Comment by Donald Kennedy on April 16, 2009 at 11:26am
Dear Katharine, Sculpture is never "in," the states of Maryland & Pennsylvania are the best states for getting sculptural commissions. Check out the “Artists Deadlines List” for commissions and for people and places that need or want sculpture. Clients want permanence and iron and steel rust all metal oxidation is a form of corrosion. So look in the yellow pages for metalizing or a galvanizing company, with metalizing you can have any metal sprayed on the surface of your sculpture, it is molten when it sprayed and as the metal atomizes on the surface it becomes cool, so cool in fact that it can be spayed on to a piece of paper. Zinc is good for preventing rust and so is aluminum, but non ferrous metals are pretty pricey.
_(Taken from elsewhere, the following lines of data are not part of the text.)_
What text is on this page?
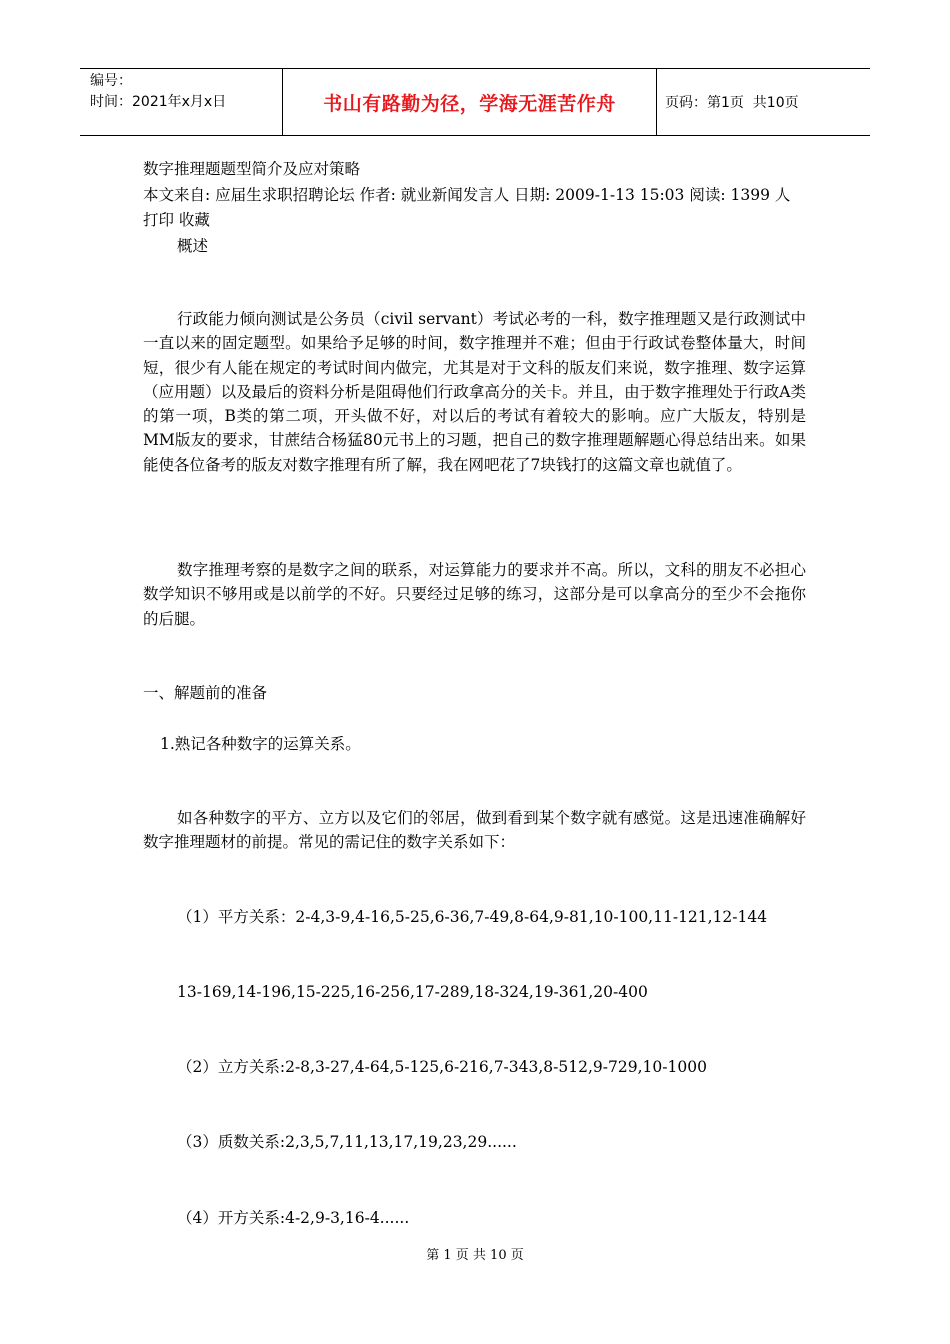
编号：
时间：2021年x月x日	书山有路勤为径，学海无涯苦作舟	页码：第1页  共10页
数字推理题题型简介及应对策略
本文来自: 应届生求职招聘论坛 作者: 就业新闻发言人 日期: 2009-1-13 15:03 阅读: 1399 人
打印 收藏
概述
行政能力倾向测试是公务员（civil servant）考试必考的一科，数字推理题又是行政测试中一直以来的固定题型。如果给予足够的时间，数字推理并不难；但由于行政试卷整体量大，时间短，很少有人能在规定的考试时间内做完，尤其是对于文科的版友们来说，数字推理、数字运算（应用题）以及最后的资料分析是阻碍他们行政拿高分的关卡。并且，由于数字推理处于行政A类的第一项，B类的第二项，开头做不好，对以后的考试有着较大的影响。应广大版友，特别是MM版友的要求，甘蔗结合杨猛80元书上的习题，把自己的数字推理题解题心得总结出来。如果能使各位备考的版友对数字推理有所了解，我在网吧花了7块钱打的这篇文章也就值了。
数字推理考察的是数字之间的联系，对运算能力的要求并不高。所以，文科的朋友不必担心数学知识不够用或是以前学的不好。只要经过足够的练习，这部分是可以拿高分的至少不会拖你的后腿。
一、解题前的准备
1.熟记各种数字的运算关系。
如各种数字的平方、立方以及它们的邻居，做到看到某个数字就有感觉。这是迅速准确解好数字推理题材的前提。常见的需记住的数字关系如下：
（1）平方关系：2-4,3-9,4-16,5-25,6-36,7-49,8-64,9-81,10-100,11-121,12-144
13-169,14-196,15-225,16-256,17-289,18-324,19-361,20-400
（2）立方关系:2-8,3-27,4-64,5-125,6-216,7-343,8-512,9-729,10-1000
（3）质数关系:2,3,5,7,11,13,17,19,23,29......
（4）开方关系:4-2,9-3,16-4......
第 1 页 共 10 页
After the metal is sprayed on the company puts a protective coat over the metal which lasts for twenty or more years. Hot dipped galvanizing is limited by the size of the shop's tank. Very important, have the company do the bottom of your sculpture, because rust is so insidious and no art medium is permanent don’t forget in making your bill of sale, it should mention that any restoration or refinishing may be done by you, but the cost of any refinishing is the responsibility of the client. I usually draw up a simple contract stating that I will guarantee the first year, but after that the responsibility is theirs. I also state the image and copyright belongs to me and they can't use or sell that image without my written consent and if so used I must be paid a royalty. Also nurseries and landscapers maybe approached to see if the need or want garden sculpture remember to: one charge for the sculpture and the transportation and last but not least installation. If the client or wants a discount and you agree make sure that the dealer doesn't get his full commission. You are just as important as he is. If you ever work with an architect, place a scale drawing in front of his building, because the can only see their own work. I am of course you are as stupid as me and build everything from the ground up, instead of taking a drawing to a fabricator. Tough times call for creative solutions. Best of luck, Donald
Comment by Katharine Gilbert on April 15, 2009 at 8:33pm
I am a welder and steel doesn't seem to be "in" right now but that's where I am. My work ranges between 24" to 7+' the largest yet. I have a difficulty finding galleries that are interested- any suggestions. So glad this forum is here, thank you.
Comment by Donald Kennedy on April 15, 2009 at 8:20pm
I am a build up sculptor and I primarily work in metal and on a large scale I used to work in wood, but I had no place to store the work. My metal works can be stored outside and I own 3.5 acres and I don't think I will live long enough to fill it but I am trying.